CHASING the Past shouldn't be Forgotten

42 4 0
                                    

"GOOD AFTERNOON, GOOD AFTERNOON GOOD AFTERNOON!" George is really a showman. I bet if he is the MC in my former school events it won't be boring. I just wished he was my classmate before he might be the best among those people I know. Speaking of the best people I know who is good at being a Master of Ceremony is also my Philosophy & Religion teacher, Sir Gerard and oh my oh so former English teacher, Sir Spade. It was a mistake having him in my life. We once dated and had a night of passion. It wasn't a night of passion really. I used to call it that way. He introduced me to BDSM which later on I hated my decisions. Having something to hide was fun, I was a teenager back then.  Those sweet words of appreciation, like you look pretty everyday that my breath hitches every time he say those whispering on my ear when he has a chance. My hormones probably go rising up and down uncontrollably at that time. Also, with me hating almost all people around me teasing me of being quite fatty. It gave me a feeling that I have someone out there looking out for me even though this kind of attention is thrilling. But now I hate the memory of it. I wanted to delete my past self because of it. 

Spade is also a type of person who can also brought you flowers, write you sweet poems that your mind even wouldn't known he's dirty minded as hell. He's into Shakespearean works he often give me compliments like Shakespeare before he left the school. It's his decision to leave.

And I'm glad he did.

We're not officially together which we made an agreement for it. Him leaving exactly at the time I had new friends feels like a part was taken but brought another piece of a puzzle that would probably fill the void in my empty heart.

Sir Gerard's sass absolutely makes me shiver and after the night in his bed in that retreat without doing anything but to cuddle. It's hard to admit that I like everything about it. It feels so right, yet I feel so wrong. It makes me feel unholy. 

I remember that night he also kissed me on the forehead and hummed me to sleep. The comfort of his warm body made me sleep that night and it took me a few months to stop the habit of embracing a pillow, sheet and teddy bear to be gone. My mom always questions me what about it and I always said I'm comfortable with that. 

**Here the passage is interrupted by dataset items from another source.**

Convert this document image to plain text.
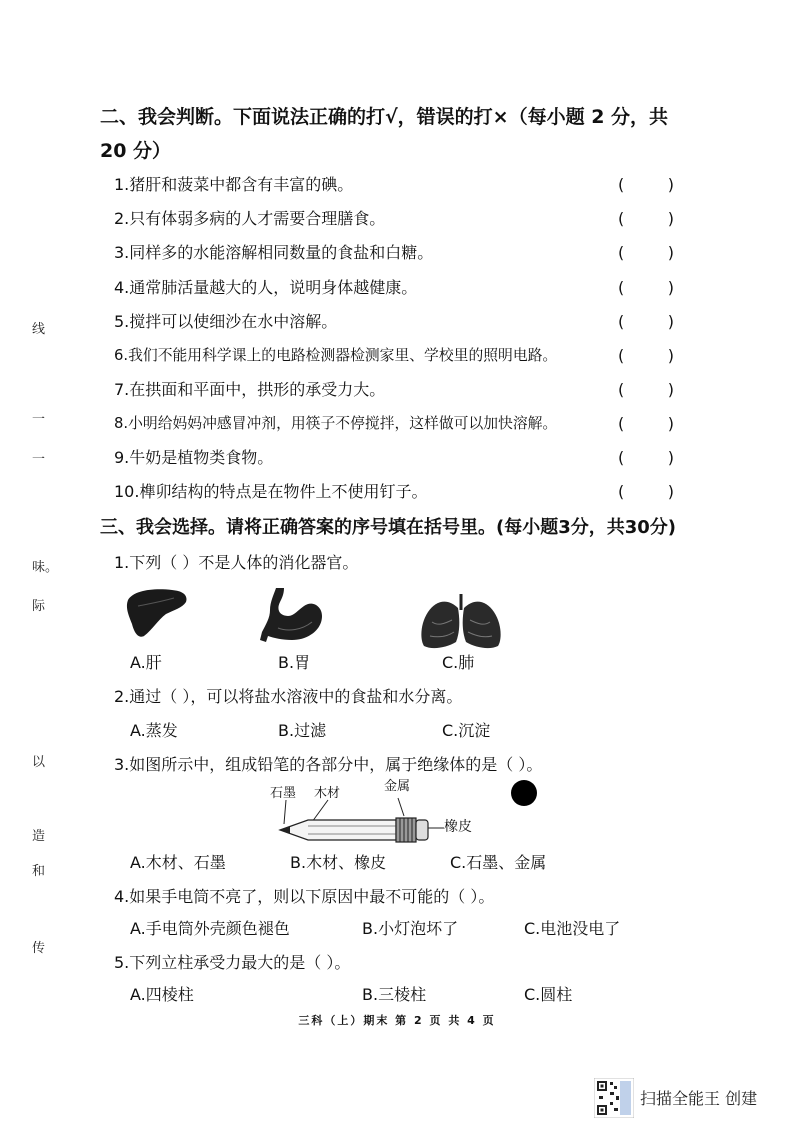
线
一
一
味。
际
以
造
和
传
二、我会判断。下面说法正确的打√，错误的打×（每小题 2 分，共
20 分）
1.猪肝和菠菜中都含有丰富的碘。	(	)
2.只有体弱多病的人才需要合理膳食。	(	)
3.同样多的水能溶解相同数量的食盐和白糖。	(	)
4.通常肺活量越大的人，说明身体越健康。	(	)
5.搅拌可以使细沙在水中溶解。	(	)
6.我们不能用科学课上的电路检测器检测家里、学校里的照明电路。	(	)
7.在拱面和平面中，拱形的承受力大。	(	)
8.小明给妈妈冲感冒冲剂，用筷子不停搅拌，这样做可以加快溶解。	(	)
9.牛奶是植物类食物。	(	)
10.榫卯结构的特点是在物件上不使用钉子。	(	)
三、我会选择。请将正确答案的序号填在括号里。(每小题3分，共30分)
1.下列（ ）不是人体的消化器官。
A.肝	B.胃	C.肺
2.通过（ ），可以将盐水溶液中的食盐和水分离。
A.蒸发	B.过滤	C.沉淀
3.如图所示中，组成铅笔的各部分中，属于绝缘体的是（ ）。
石墨 木材	金属
橡皮
A.木材、石墨	B.木材、橡皮	C.石墨、金属
4.如果手电筒不亮了，则以下原因中最不可能的（ ）。
A.手电筒外壳颜色褪色	B.小灯泡坏了	C.电池没电了
5.下列立柱承受力最大的是（ ）。
A.四棱柱	B.三棱柱	C.圆柱
三科（上）期末 第 2 页 共 4 页
扫描全能王 创建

If I could touch Sir Gerard like that again, skin to skin, him on to mine and mine into him I'd risk it all and a simple comforting kiss on the forehead would make me complete every night. Every memory of him are coming back to my mind right now, his breath, his touch, his sigh, his scent makes a fire under my nose, not literally tho. My memories about Gerard is still present on my mind rather than Sir Spade and Sir Dave. I mean, Gerard is the last.

Sir Dave accepted me being a child who doesn't know what she is doing if it is lusty or not he still holds my hand not judging about what I do. I was so little, he knew what's going on with me and Sir Spade that he warned me to stay away from Sir Spade but as far as my memory can remember he warned me very late. I think he did it on December of the seventh grade where it is only three months left. I was already tied up with a contract I never read. 

I still don't understand why he would want me to stay away from Spade.

He is the one I hate calling him Daddy that I usually call him sir. My classmates call him Daddy because he's our adviser but for me it is uncomfortable. I couldn't explain the feeling. He told me he understand why and I think he's talking about Sir Spade.

Sir Gerard was the only one among those three that I can be at least be happy with the memory. 

It was more than me being a female with him and him being a man, It is the unclear connection with our souls.

"Hey. It's your turn on the stage" George gave me the microphone and I was back to reality from reminiscing some bad and good experiences from the past. I wet my lips and went in front where George set up a stage. I was taken back by howling people in front of me, I can feel my nervousness starting to crawl from my feet upwards and if this will continue I might not be able to speak something.